Capítulo O3 | Panacas

223 26 107
                                    

[Sammy] 

Sempre me questionei o porquê de eu me chamar Sammy. Meus pais não poderiam ter escolhido algo como Samuel ou simplesmente Sam? Meu irmão, por outro lado, ficou com o mais comum. Sky Richard Fray, o gêmeo.

Apesar de todo mundo dizer que éramos iguais, as diferenças para mim se mostravam totalmente perceptíveis. Por exemplo: Sky era mais alto e possuía olhos verdes enquanto os meus castanhos. Nossa genética era bem parecida e, se ele não malhasse todo dia para configurar os gominhos na barriga e bíceps travados, com certeza seria magrelo como eu. O que mais divergia eram nossas personalidades. Sky, o típico popular do colégio sempre conquistando respeito dos populares e tendo uma pá de garotas agarradas ao pescoço. Seu talento para esportes era tão notável que ninguém ousava lutar pelo título de capitão do time de futebol americano. Provavelmente, se continuasse naquele ritmo, ganharia bolsa em alguma faculdade grande no ano que vem. Eu era mais introvertido, apreciando a companhia de livros e mantendo-me fora dos holofotes.

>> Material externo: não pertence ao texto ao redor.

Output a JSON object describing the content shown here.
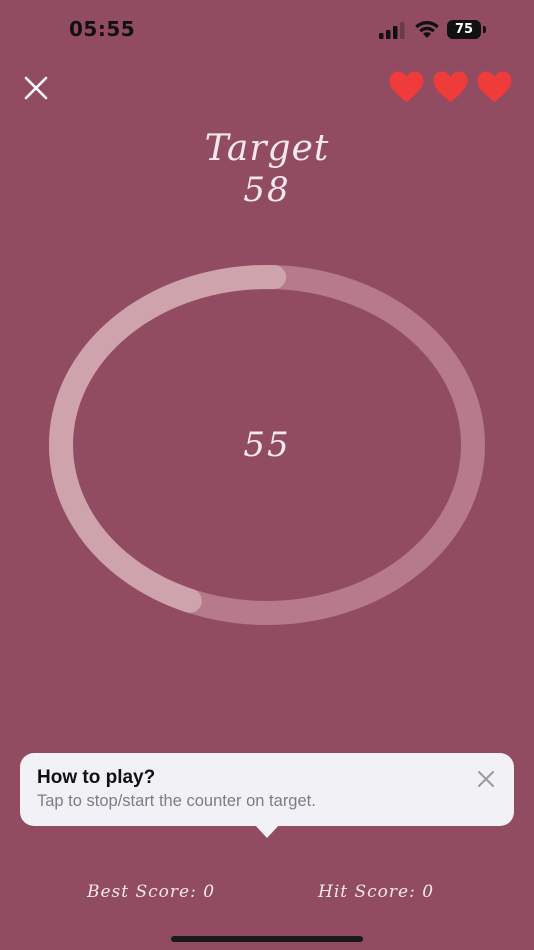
{
  "status_bar": {
    "time": "05:55",
    "battery_level": "75",
    "icons": [
      "cellular-signal-icon",
      "wifi-icon",
      "battery-icon"
    ]
  },
  "header": {
    "close_icon": "close-icon",
    "lives": 3,
    "heart_icon": "heart-icon",
    "heart_color": "#f03b3b"
  },
  "game": {
    "target_label": "Target",
    "target_value": "58",
    "counter_value": "55",
    "ring_track_color": "#b77a8a",
    "ring_progress_color": "#cfa3ab"
  },
  "tooltip": {
    "title": "How to play?",
    "body": "Tap to stop/start the counter on target.",
    "close_icon": "close-icon"
  },
  "scores": {
    "best_label": "Best Score: ",
    "best_value": "0",
    "hit_label": "Hit Score: ",
    "hit_value": "0"
  },
  "colors": {
    "background": "#914c62",
    "text": "#f6e8ec",
    "tooltip_bg": "#f2f1f6"
  }
}
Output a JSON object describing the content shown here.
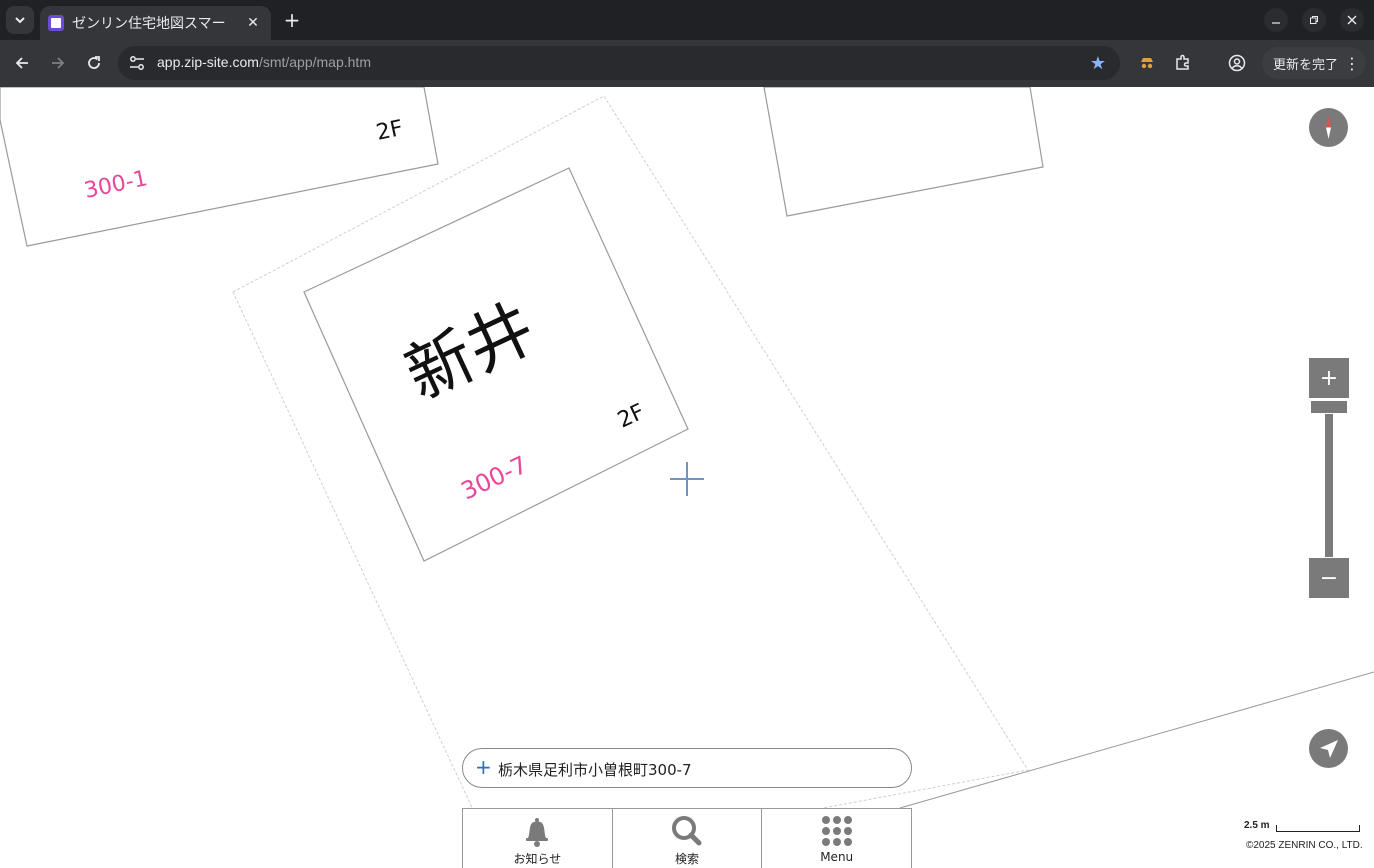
{
  "browser": {
    "tab_title": "ゼンリン住宅地図スマー",
    "url_host": "app.zip-site.com",
    "url_path": "/smt/app/map.htm",
    "update_label": "更新を完了"
  },
  "map": {
    "building_name": "新井",
    "lots": [
      {
        "number": "300-1",
        "floors": "2F"
      },
      {
        "number": "300-7",
        "floors": "2F"
      }
    ]
  },
  "address": {
    "text": "栃木県足利市小曽根町300-7"
  },
  "bottom_nav": [
    {
      "label": "お知らせ",
      "icon": "bell-icon"
    },
    {
      "label": "検索",
      "icon": "search-icon"
    },
    {
      "label": "Menu",
      "icon": "grid-menu-icon"
    }
  ],
  "scale": {
    "label": "2.5 m"
  },
  "copyright": "©2025 ZENRIN CO., LTD.",
  "colors": {
    "lot_number": "#e8479a",
    "control": "#7a7a7a",
    "accent": "#2a6fb8"
  }
}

As vantagens de ser invisível: não havia uma comparação massiva entre nós no colégio. Qualquer um com boa memória fotográfica e senso de distinção saberia diferenciar o irmão famoso do impopular. Nem os professores se confundiam. E eu mal tinha um círculo extenso de amizades também. Alaska Marie Willson era simplesmente a melhor amiga que uma pessoa poderia ter, seus defeitos e qualidades a tornavam mais próxima do meu entendimento. Jamais me cansaria de saber mais da baixinha que ela mesma. Nos conhecemos no jardim de infância e desde então não nos separamos. E definitivamente não fui apaixonado por ela como na maioria dos clichês contados. Nosso laço se resumia a uma amizade maior que um grande amor.

Sobre minha monótona vida, não tinha muito o que dizer. Nasci e cresci em Skarye Fall. Eu era o tipo de menino que sentava em uma das primeiras fileiras da sala de aula e esforçava-se para conseguir uma nota acima da média ao fim do semestre. Nada do tipo que beijava meninas no armário do zelador ou curtia festas na casa dos colegas de classe — como Sky fazia. Grato por não ser reconhecido e nem convidado para muitos eventos, afinal, preferia de estar atrás dos bastidores. De qualquer modo, essas pessoas que rodiavam meu gêmeo eram, em sua maioria, superficiais e interesseiras. Mais valia uma amiga como Alaska que outras do tipo mencionado. Também, por mais estranho que pareça, nunca me apaixonei. Nenhuma paixonite ou amor platônico — nem no fundamental. Se eu tivesse que dizer o tipo de garota que me agradava, não saberia responder. Ainda não achei nenhuma que fizesse meu coração disparar. Sequer beijei. Quanto a minha família, meu pai morreu num acidente de carro quando eu tinha cinco anos. Aos oito, mamãe arrumou um substituto: Todd. Nunca gostei dele — não por ciúme da minha mãe, eu apenas... não gostava. Sky o venerava. Metade das conversas deles giravam em torno de esportes. Sky. o garotinho de ouro de todos com todo mérito para o título.

Inclusive, avistei-o naquele exato momento entrando na sala do treinador. O colégio não era tão ruim quando Alaska estava para me fazer companhia, mas sem ela... O que fez com a prima do mal foi errado, eu sei. Só não apoiei a ideia de ela estar presa em casa e eu no ninho de... estudantes. As primeiras aulas passaram meio arrastadas, tanto que nem consegui prestar atenção nas palavras do senhor Jones falando do aquecimento global e nem dar trela ao falatório de romantismo da professora Roberts. Na terceira eu já estava mais focado, embora soubesse que o tempo demorava passar mesmo que meus olhos não estivessem checando o relógio a cada minuto. Sobrevivi até o almoço. No refeitório, peguei uma bandeja azul-escuro, coloquei leite e uma maçã. Meu apetite não estava lá essas coisas tendo o universo contra mim. Soube no momento que me virei para ir até minha costumeira mesa junto aos isolados e todos os lugares estavam ocupados. Pensei em jogar a bandeja no lixo e ir embora, mas odiaria desperdiçar o alimento. Talvez eu pudesse, só dessa vez, dispensar o almoço. Ou comer debaixo dos corredores da escola.